Level B is a step below Level A, still requiring the maximum protection afforded by breathing apparatus but without the need for as comprehensive protection for one’s skin and eyes.

Level C PPE should be worn in a highly hazardous environment but with less stringent requirements for personal protective equipment or site workwear than Levels A or B. You’re still required to wear air purification masks as a precaution against airborne hazards along with chemical-resistant clothing and safety footwear.

Level D is the most commonly used level of PPE – primarily used in the construction industry by tradespeople to keep themselves safe from hazards faced whilst working. Level D PPE regulations require only that coveralls along with safety shoes are worn.

What Should You Check Before Using PPE?

There are a number of things you should check every time you use your safety workwear or other forms of PPE. Ensuring that there’s no damage to your site workwear will help keep you safe, as damaged equipment such as safety boots with holes in them will not provide the same level of protection.

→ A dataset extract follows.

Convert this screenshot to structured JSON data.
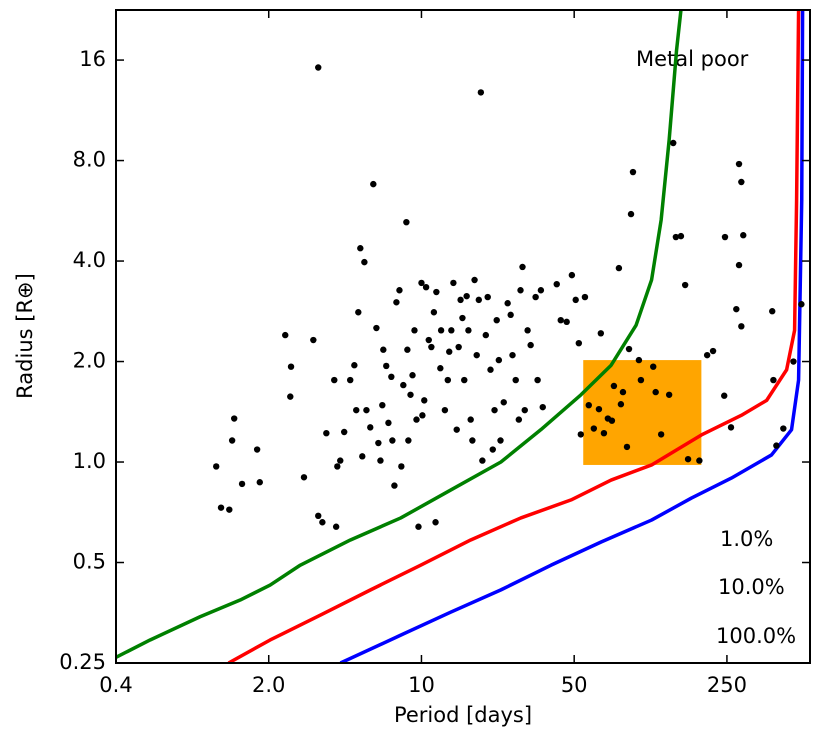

As well as this, there are some legal requirements for PPE that an employer should check for, including:

  • Was it purchased from a Registered Safety Supplier (RSS)?
  • Is the CE logo present, along with a four-digit number for high-risk products such as respirators?
  • Were clear, understandable instructions for using the equipment provided with the product?
  • Is the name and address of the manufacturer included in the instructions?

What Should You Do If Your PPE is Damaged?

If your safety workwear is damaged, you should replace it immediately, as damaged PPE will not protect you as well as site workwear in better condition. Report any damage or defects you notice to your employer immediately so they can replace the item of PPE and prevent anyone from being exposed to unnecessary danger wearing it.

What PPE is Required on a Construction Site?

While exactly what safety workwear is required when working on a construction site depends on your employer as well as the unique hazards of your work, there are four legally-required protections:

  • Head protection such as a hard hat
  • Foot protection such as safety shoes
  • Hi-Vis clothing such as a vest 
  • Body protection such as coveralls

Can I Wear Shorts On-site?

There are currently no laws or regulations that prohibit wearing shorts when working on a construction site. However, you will need to adhere to your employer’s rules and policies around safety workwear and PPE which may not allow shorts on-site.

Are employers required to pay for safety workwear?

Yes they are, in accordance with section 9 of the Health and Safety at Work etc Act 1974, employers are required to provide employees with all necessary personal protective equipment such as eye protection and safety footwear.